L'initiative en revient à Conscience équitable, un OSBL de Saint-Césaire. Le coton utilisé dans le denim vient du Burkina Faso, et les jeans sont assemblés au Québec, dans un atelier syndiqué (il va sans dire) près de Victoriaville. Il s'agirait du tout premier jean équitable fabriqué au Canada. Chaque pantalon sera vendu environ 95$. Ces jeans portent le logo de TransFair.

L'achat de fleurs coupées est moins prisé en Amérique du Nord qu'en Europe. Il n'en demeure pas moins possible de trouver des fleurs équitables chez un fleuriste près de chez soi. Elles sont offertes sous le nom Eco Sierra par l'entreprise Sierra Flower Trading, de Saint-Laurent, l'un des plus importants distributeurs de fleurs coupées au Canada. Ces fleurs, vendues environ 10% plus cher que le produit conventionnel, proviennent surtout d'Amérique du Sud. Même si elles sont cultivées dans des coopératives où les employés et l'environnement sont respectés, selon Tom Leckman, président de Sierra Flower Trading, les végétaux Eco Sierra ne sont pas certifiés par TransFair.

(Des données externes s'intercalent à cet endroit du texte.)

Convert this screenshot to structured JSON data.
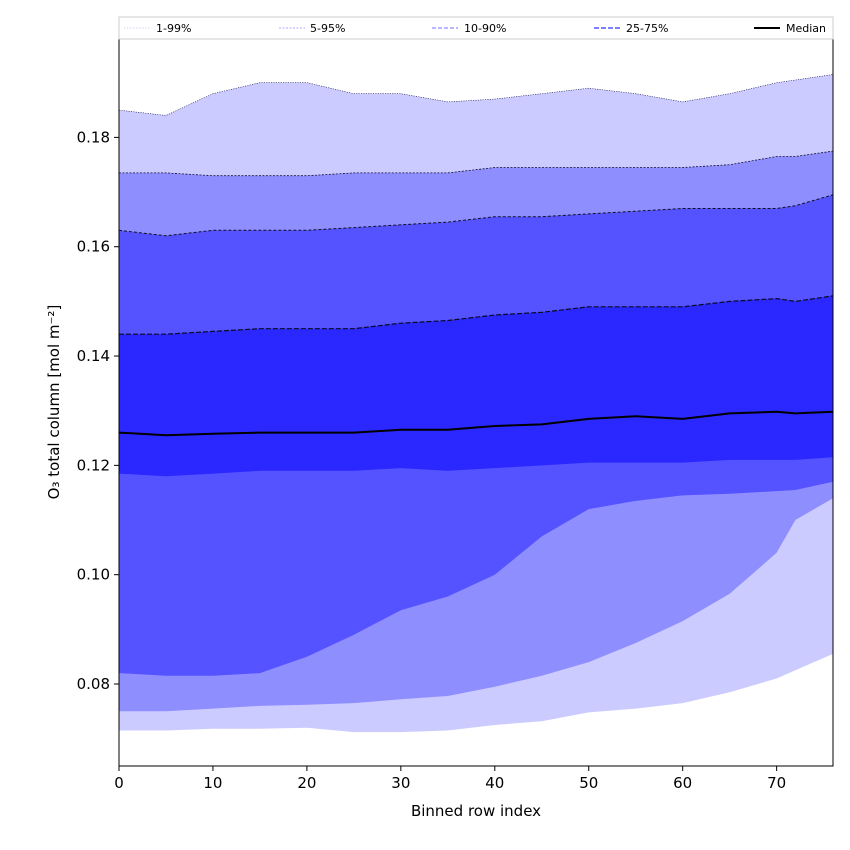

Le secteur vinicole n'échappe pas lui non plus au mouvement équitable. Depuis peu, la SAQ vend un vin portant la mention équitable. Vendu 17,20$, le Winds of Change est un vin rouge d'Afrique du Sud. Même s'il arbore le logo de TransFair, donc qu'il provient d'un vignoble certifié équitable, la SAQ ne le catégorise pas comme un vin équitable, mais bien un vin «agrobiologique». Ce type de produit est appelé à se multiplier dès 2009, explique Linda Bouchard, porte-parole de la SAQ.

Diversifié et plus prisé que jamais, le commerce équitable devra aller au-delà des consommateurs s'il veut réellement exploser, croit Laure Waridel. «Les gens savent que leurs choix de consommation peuvent faire une différence. Il faut maintenant que nos gouvernements s'en mêlent. Mais pour ça, nous devons élire un gouvernement qui a une vision», dit-elle.